Dieser Prozess würde dann auch bedeuten, dass die so entstandenen Felsplaneten ihre Sterne derart dicht umkreisen, dass sie dies innerhalb der sogenannten habitablen Zone tun, jener Abstandsregion also, innerhalb derer aufgrund gemäßigten Oberflächentemperaturen Wasser in flüssiger Form - und damit die Grundlage des Lebens, wie wir es von der Erde kennen - existieren kann.

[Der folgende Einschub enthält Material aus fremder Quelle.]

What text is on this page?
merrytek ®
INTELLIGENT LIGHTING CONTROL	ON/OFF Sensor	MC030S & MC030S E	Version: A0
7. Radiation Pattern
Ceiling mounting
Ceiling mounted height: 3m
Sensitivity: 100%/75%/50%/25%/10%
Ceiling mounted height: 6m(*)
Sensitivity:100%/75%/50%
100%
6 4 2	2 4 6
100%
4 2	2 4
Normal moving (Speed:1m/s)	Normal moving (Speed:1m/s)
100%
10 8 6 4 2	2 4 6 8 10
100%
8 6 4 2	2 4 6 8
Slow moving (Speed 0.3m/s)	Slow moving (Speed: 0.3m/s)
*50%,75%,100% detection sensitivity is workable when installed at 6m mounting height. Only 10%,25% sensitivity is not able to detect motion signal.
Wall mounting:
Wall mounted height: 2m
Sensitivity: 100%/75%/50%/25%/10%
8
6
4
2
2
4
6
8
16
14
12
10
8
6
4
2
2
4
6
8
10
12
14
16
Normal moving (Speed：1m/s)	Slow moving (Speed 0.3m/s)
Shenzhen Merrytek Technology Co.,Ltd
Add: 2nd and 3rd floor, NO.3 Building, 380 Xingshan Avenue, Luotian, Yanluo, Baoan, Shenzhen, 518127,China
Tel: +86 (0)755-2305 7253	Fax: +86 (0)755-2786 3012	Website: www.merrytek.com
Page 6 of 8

Sollte die Planetenentstehung tatsächlich auf der von Nayakshin beschriebenen Weise ablaufen, "so könnten Planeten auch um Sterne herum entstehen, die für den Prozess des bisherig favorisierten Entstehungsmodells der Kernakkretion als ungeeignet erschienen, wenn deren protoplanetaren Scheiben beispielsweise nur wenig Staubkörner aufwiesen", kommentiert Aaron Boley von der "University of Florida" die neue Theorie. "Es ist ein anderer Weg auf dem die Natur Planeten entstehen lassen könnte.

Möglicherweise, so die beiden an derartigen Theorien arbeitenden Forscher, schließt das neue Modell die klassische Planetenentstehung durch Kernakkretion jedoch nicht aus und Planeten können sowohl auf die eine als auch auf die andere Weise entstehen.

Wenn also nach dem "Tidal Downsizing"-Modell auch in bislang als für Planetenentstehung ungeeignet erachteten Systemen Planeten entstehen könnten, würde das nicht nur die geschätzte Gesamtanzahl von Planeten im Universum sondern auch die Wahrscheinlichkeit für lebensfreundliche erdartige Planeten und damit auf für Leben jenseits der Erde massiv erhöhen.